Así que pasé allí el resto del día. Yo no era un gran enfermero, no hace falta ni que lo diga, pero aun cuando existían dudas sobre el éxito del tratamiento, no se le quita a alguien el abrigo y los zapatos, no abre uno la mano que el doliente busca sin rozar un nuevo nivel de familiaridad, sin que fluya muy pronto un cálido afecto. Uno ve inmediatamente lo frágil que resulta la relación «maestro y alumno» cuando irrumpen las fuerzas «hombre y mujer». En alguno de mis compartimientos psíquicos, aún persistía el sufrimiento por Treckie. No puedo negarlo. Pero tenía que cuidar a Dita. Ella se convirtió en mi misión.

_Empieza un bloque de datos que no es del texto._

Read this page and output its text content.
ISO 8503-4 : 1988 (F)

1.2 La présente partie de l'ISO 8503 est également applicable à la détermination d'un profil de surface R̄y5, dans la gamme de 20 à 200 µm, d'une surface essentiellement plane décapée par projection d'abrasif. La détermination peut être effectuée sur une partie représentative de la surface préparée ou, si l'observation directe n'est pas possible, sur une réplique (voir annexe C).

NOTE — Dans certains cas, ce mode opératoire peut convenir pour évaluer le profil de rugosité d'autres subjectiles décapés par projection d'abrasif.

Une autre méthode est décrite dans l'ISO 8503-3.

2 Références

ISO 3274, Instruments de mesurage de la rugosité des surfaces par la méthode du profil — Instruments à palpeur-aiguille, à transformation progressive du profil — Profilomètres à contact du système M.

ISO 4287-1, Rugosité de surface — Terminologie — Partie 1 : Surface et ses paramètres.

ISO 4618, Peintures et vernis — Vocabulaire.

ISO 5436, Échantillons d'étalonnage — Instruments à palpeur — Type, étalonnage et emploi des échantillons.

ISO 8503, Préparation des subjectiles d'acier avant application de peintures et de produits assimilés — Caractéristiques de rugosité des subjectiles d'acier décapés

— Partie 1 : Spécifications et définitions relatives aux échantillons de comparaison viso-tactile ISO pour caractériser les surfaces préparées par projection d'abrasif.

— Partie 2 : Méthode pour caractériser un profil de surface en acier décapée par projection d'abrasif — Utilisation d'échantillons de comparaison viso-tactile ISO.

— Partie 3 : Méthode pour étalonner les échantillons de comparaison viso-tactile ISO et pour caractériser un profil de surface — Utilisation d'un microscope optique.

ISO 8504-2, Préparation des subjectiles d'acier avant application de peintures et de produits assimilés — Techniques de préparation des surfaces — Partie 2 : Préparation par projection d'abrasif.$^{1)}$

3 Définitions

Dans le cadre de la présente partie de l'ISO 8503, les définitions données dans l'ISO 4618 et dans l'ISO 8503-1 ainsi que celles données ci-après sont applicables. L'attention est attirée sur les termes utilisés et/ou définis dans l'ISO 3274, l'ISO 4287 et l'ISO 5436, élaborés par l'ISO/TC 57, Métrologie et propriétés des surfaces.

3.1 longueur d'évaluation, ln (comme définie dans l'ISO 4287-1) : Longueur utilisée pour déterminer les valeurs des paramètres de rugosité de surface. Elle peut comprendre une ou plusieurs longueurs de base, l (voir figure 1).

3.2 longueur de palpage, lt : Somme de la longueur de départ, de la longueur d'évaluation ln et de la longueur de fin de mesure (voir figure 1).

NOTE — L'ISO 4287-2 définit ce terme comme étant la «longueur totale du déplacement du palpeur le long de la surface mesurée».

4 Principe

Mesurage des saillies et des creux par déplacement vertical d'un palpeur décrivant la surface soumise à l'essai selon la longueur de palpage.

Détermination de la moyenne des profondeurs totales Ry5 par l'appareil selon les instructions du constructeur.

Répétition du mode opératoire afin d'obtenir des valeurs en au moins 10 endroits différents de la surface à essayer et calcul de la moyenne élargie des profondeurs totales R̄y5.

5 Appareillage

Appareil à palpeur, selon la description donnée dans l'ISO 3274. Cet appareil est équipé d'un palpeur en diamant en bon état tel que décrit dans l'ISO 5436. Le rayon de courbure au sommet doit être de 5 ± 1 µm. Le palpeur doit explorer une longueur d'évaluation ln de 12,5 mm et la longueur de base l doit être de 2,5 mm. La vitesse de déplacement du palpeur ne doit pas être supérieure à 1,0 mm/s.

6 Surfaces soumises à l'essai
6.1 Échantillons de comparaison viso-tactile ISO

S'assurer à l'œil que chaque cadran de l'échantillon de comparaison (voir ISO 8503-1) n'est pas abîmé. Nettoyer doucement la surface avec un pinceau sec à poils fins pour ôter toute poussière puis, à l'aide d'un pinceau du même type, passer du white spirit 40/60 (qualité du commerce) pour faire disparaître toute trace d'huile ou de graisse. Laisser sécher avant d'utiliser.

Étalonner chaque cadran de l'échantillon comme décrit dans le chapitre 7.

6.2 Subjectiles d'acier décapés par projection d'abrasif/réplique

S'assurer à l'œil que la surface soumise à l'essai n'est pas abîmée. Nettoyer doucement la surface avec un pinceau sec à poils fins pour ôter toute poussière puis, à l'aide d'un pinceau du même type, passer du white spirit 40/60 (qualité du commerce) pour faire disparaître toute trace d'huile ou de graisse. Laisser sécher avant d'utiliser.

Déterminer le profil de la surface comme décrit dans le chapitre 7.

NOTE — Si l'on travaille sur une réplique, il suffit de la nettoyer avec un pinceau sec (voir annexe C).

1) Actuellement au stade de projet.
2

A pesar de sus protestas, le quité las vendas cuando estuvieron empapadas. Difícil comprender cómo aquel tipo pudo atreverse a semejante salvajada sobre ese rostro, con los discos de alta velocidad. Probablemente, pensaba yo, era uno de esos viejos médicos de venéreas o especialistas de mastoides que perdieron el negocio por culpa de los antibióticos y tuvieron que poner consulta de dermatólogo. Cuando le quité el chador quirúrgico en que el tipo la había envuelto, parecía como si la hubieran arrastrado por una carretera de cara al suelo. Esas señoras de Suiza nunca se veían así. Lo barato es barato, como dice la vieja sabiduría de la clase baja. La mala suerte proletaria de Dita. Mientras la envolvía en gasas nuevas, todo eso me afectaba con más dureza puesto que yo mismo era la causa. Ella quería equipararse a Treckie. O a Matilda. También conocía a Matilda. Solía llamarla, «esa emperatriz de la tumbona». De todos modos, eran mujeres a las que había tocado en suerte un rostro exquisito y por las cuales el tío y yo estábamos dispuestos a sacrificamos. Así que Dita se adelantó con su propio sacrificio. ¡Esos tormentos y martirios a los que las mujeres someten sus cuerpos, los violentos ataques que perpetran contra los fallos que han aborrecido durante largo tiempo o sobre deformidades imaginarias! Se atacan a sí mismas con gusto. El remedio desesperado. Las pobres se muelen sus propias caras.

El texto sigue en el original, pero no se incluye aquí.